Nem Israel nem o movimento islamista Hamas compareceram na cerimonia de assinatura do documento. Netanyahu recusou participar, alegando proximidade com a festividade de Simjat Torá, enquanto o Hamás rejeitou cláusulas ligadas à desmilitarização total. O resultado foi um acordo sustentado por mediadores — Estados Unidos, Egito, Catar e Turquia — com autoridade diplomática, mas sem legitimidade política real nos territórios afetados.
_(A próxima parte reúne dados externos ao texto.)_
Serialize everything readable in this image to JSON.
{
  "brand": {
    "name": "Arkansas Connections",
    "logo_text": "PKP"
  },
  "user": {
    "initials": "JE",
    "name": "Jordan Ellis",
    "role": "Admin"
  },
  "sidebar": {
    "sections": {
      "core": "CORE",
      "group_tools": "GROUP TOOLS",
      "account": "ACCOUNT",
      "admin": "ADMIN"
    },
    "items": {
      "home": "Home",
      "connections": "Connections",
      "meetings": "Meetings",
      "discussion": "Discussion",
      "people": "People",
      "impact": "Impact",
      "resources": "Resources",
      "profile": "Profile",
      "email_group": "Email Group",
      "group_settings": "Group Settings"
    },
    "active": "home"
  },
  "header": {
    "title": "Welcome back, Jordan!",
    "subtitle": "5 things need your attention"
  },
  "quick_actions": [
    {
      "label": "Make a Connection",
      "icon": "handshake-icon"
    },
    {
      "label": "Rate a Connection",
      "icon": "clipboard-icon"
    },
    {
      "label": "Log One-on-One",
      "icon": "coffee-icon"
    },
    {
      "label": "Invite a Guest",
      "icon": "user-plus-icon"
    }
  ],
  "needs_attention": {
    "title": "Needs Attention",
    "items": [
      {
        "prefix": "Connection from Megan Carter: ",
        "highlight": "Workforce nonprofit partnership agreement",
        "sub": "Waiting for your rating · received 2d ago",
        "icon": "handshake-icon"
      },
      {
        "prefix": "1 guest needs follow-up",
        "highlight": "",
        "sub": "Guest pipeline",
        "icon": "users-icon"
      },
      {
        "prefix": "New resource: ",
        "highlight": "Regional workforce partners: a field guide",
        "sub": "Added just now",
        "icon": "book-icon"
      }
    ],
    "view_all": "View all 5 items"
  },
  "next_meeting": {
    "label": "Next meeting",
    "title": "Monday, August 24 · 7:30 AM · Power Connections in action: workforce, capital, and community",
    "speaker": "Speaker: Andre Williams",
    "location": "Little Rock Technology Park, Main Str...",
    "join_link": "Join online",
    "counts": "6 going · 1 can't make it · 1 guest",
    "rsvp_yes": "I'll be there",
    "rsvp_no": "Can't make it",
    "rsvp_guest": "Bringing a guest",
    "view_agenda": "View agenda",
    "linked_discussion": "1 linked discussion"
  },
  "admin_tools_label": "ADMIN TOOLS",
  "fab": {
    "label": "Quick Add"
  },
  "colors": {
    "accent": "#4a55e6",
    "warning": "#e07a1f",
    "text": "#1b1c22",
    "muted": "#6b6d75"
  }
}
Junta de paz com presiência simbólica de Trump
O texto institui uma Junta Internacional de Paz com presidência simbólica de Trump e direção executiva sob o ex primeiro-ministro britânico Tony Blair, encarregada de coordenar reconstrução e mediação entre doadores e projetistas. Essa estrutura administrativa evita a representação direta dos palestinos e aproxima Gaza de um regime de administração internacional sem consentimento pleno. No plano jurídico, falta respaldo na legislação internacional contemporânea para um ente híbrido exercer autoridade civil permanente em território ocupado sem mandato explícito do Conselho de Segurança da ONU.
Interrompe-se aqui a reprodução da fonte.